Ouch! Am I the only voter of a certain age who heard this and immediately thought of Ed Milliband clad in seventies TV regalia of flares and tank-top being dragged around a studio floor by a naughty elephant?

He went on to say that ‘if Labour’s plan for jobs is to attack business, ours is to back business.’ All of which was building up to his shot at the ‘vision thing’, here it is, he wants to build a country where ‘in place of the casino economy’ there is ‘one where people who work hard can actually get on’; a sceptered isle where ‘in place of the welfare society’ there is ‘one where no individual is written off’ and where the ‘broken education system’ there is ‘one that gives every child the chance to rise up and succeed.’

Over the years David Cameron has proved himself to be the most adept of the three main party leaders at working the conference season for all its worth. He truly is the heir to Blair in that respect, a shameless ham able to be Mr Sunshine dispensing cheery bromides about how we all need to be nicer to each other; an evangelist whipping the faithful up into a frenzy or a grave statesman promising a sure hand at the helm as the mood of the moment demands.

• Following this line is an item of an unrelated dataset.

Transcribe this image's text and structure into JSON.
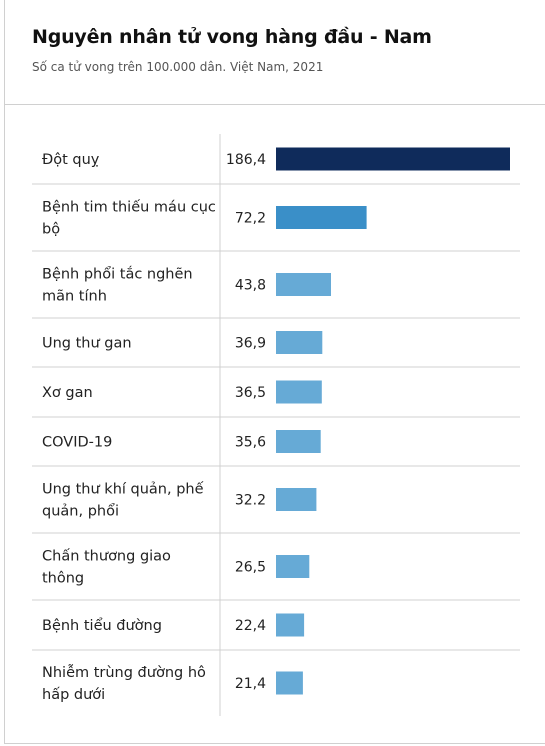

This year he was David the stern statesman sharing our pain but determined to do the right thing. The trouble was what he had to say wasn’t remotely statesmanlike; it was, in essence, an assemblage of prejudices designed to push the buttons of his audience. A symphony on the dog whistle composed by Lynton Crosby that will warm the heart of Daily Mail readers and make metropolitan liberals choke on their free range chardonnay.

Fair enough, if they serve any purpose at all these days party conferences are glorified rah-rah meetings staged to gee up the faithful. You can’t help wishing though that just once in a while someone would throw out the play-book of clichés and say something they actually mean.

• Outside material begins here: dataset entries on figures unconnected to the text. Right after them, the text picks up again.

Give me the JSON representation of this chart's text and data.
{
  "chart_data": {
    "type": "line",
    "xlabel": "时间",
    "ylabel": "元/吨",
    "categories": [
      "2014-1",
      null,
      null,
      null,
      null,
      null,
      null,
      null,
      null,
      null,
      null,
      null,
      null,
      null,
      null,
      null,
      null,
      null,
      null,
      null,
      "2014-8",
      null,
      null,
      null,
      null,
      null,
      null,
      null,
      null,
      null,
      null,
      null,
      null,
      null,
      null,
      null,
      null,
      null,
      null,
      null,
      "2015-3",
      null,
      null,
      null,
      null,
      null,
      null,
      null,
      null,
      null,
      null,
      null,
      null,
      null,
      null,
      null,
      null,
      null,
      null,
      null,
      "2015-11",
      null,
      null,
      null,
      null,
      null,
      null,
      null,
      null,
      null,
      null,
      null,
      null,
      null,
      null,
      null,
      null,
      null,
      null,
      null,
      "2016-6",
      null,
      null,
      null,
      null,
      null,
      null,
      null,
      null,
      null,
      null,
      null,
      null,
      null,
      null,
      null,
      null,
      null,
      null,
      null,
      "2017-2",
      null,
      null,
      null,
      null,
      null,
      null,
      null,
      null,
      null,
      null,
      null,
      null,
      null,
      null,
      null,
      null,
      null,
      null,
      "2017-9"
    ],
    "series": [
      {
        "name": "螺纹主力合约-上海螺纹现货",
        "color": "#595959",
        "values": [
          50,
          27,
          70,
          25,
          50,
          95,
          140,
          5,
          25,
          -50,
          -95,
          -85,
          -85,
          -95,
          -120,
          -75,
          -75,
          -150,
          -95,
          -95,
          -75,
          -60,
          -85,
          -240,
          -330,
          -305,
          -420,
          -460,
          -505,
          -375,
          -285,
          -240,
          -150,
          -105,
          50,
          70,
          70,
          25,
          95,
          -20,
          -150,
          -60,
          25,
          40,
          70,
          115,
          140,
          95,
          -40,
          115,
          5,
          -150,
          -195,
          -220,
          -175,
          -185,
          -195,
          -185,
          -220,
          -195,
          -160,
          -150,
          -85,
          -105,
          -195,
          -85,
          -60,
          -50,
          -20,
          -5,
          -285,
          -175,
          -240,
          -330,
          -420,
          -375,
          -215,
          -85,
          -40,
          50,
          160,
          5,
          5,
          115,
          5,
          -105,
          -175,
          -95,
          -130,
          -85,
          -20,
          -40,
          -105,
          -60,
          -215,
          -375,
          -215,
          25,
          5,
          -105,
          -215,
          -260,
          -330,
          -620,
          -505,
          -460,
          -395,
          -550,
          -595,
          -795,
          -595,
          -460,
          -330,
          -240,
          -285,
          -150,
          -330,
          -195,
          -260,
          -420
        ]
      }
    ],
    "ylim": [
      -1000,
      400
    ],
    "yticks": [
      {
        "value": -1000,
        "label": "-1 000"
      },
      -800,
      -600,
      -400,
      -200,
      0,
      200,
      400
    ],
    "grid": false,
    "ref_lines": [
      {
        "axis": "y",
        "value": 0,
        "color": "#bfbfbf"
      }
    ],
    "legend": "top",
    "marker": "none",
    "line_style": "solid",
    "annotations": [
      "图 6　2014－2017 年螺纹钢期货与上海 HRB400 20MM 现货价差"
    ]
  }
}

Sadly this year that didn’t happen, what we got instead were fatuous assertions from the Prime Minister that the Tories are on the side of business while Labour aren’t, actually both parties court the same few huge corporations, turning a blind eye to their tax avoidance whilst letting smaller businesses wither through lack of investment.

Bashing the unemployed was popular too, George Osborne talked about people who are out of work being ‘forced’ to take jobs, though where said jobs are to come from seems to be a detail too minor for him to bother with. Iain Duncan Smith meanwhile announced plans to make the long term unemployed attend the job centre eight hours a day five days a week, what they’re supposed to whilst there wasn’t mentioned; never mind though the sillier tabloids will love it.

What went ignored was the yawning gap of inequality opening up in our society, the food banks that have become a feature of weekly life for many Britons; the families split up by the ‘bedroom tax’ and the million plus young people kicking their heels without a job. The only solution the government has to this last problem is to ‘nag’ them into taking jobs that don’t exist.

If there were a credible opposition none of this would matter, the Tories could be as ‘nasty’ as they like and when the public grew tired of their antics they would vote them out of office. Unfortunately there isn’t one, the Liberal Democrats have settled for a role as the perpetual prop to whoever can form a coalition and Labour, despite the boost delivered by an eye catching policy, are saddled with a dud leader and have nothing original to say.

There are alternatives on offer from the smaller parties, but our first past the post electoral system keeps them forever on the fringes.

That means the Tories can stoke up the fires of division and resentment, dressing their cynicism up as hard headed pragmatism and at worst finish as the major partner in another coalition, they might even sneak in with a small majority. Even if David Cameron’s assertions are correct though and the economy has ‘turned the corner’, we cannot hope to be a happy or cohesive nation when so many people are liable to be left behind.